Cover image via

The head of the Office of National Drug Control policy spoke at a US Senate hearing on Wednesday, asserting that the Biden administration is aiming to stem the country’s drug overdose rates. 

Office head Dr. Rahul Gupta’s words came months after the White House released its National Drug Control Strategy report. The document hypes the administration’s support of certain harm reduction tactics, while doubling down on the need for heightened surveillance of drug cartels in Mexico and other countries.

The report places a fair emphasis on supporting harm reduction groups that operate programs like needle exchanges and other methods of harm reduction — to mention, guaranteeing a steady supply to such groups of the opioid overdose-reversing drug naloxone. It even encourages public payers and private health insurance companies to “consider allowing coverage for harm reduction services.”

Gupta said that we can expect drugs that are even more powerful than fentanyl to hit the US supply.

“A Pandora’s box has been opened,” he testified Wednesday, as reported by NPR. “We can expect to see much more potent substances [in the future].”

However, the government’s plan stops short of endorsing the kinds of harm reduction tactics that advocates say are necessary for stemming the overdose crisis. These include supervised safe injection sites, where users can shoot up under the watch of trained professionals who can act immediately should an overdose take place. Currently, there are only two state-authorized safe injection sites in the country, both of which are located in New York and opened late last year. In their first three weeks of operation alone, those locations reversed 60 potentially life-threatening drug overdoses.

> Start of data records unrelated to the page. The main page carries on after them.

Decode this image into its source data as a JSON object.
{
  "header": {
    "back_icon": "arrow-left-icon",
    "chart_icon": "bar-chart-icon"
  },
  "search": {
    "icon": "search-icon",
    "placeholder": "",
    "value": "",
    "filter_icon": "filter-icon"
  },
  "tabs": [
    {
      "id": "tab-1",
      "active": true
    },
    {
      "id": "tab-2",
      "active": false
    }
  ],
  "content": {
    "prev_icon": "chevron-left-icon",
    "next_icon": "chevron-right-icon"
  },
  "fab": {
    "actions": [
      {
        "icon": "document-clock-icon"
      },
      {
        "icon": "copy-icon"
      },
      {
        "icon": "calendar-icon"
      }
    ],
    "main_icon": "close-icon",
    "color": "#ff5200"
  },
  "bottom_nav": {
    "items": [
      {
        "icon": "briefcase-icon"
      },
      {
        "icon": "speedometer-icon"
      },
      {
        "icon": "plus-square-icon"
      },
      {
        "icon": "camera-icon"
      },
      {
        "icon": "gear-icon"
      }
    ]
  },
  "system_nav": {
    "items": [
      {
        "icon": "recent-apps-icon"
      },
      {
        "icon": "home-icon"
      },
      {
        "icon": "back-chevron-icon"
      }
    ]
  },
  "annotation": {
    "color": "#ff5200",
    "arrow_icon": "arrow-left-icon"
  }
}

Canada is actually out in front of the US on the issue. Vancouver opened Insite, the continent’s first supervised injection site, back in 2003.

The document estimates that 65 percent of the people incarcerated in the United States has a substance use disorder, and that they have a “meaningfully elevated” risk of dying from a drug overdose post-incarceration, as compared to people who have never been sent to jail. It recommends increasing treatment options for both incarcerated people and those who are re-entering society after serving time.

But the report is also explicit in its conclusion that the US must impact supply of drugs, and not just provide more services to users inside the country. It counsels that the United States must use its influence to compel other nations to sink more money into the War on Drugs. It lists among its goals a poppy eradication program on Mexican lands carried out in collaboration with the Mexican government. In so doing, it hopes to diminish what the estimated $426-652 billion dollars earned by transcontinental crime organizations on the sale of illegal drugs—which comprises more than a third of such groups’ total profits.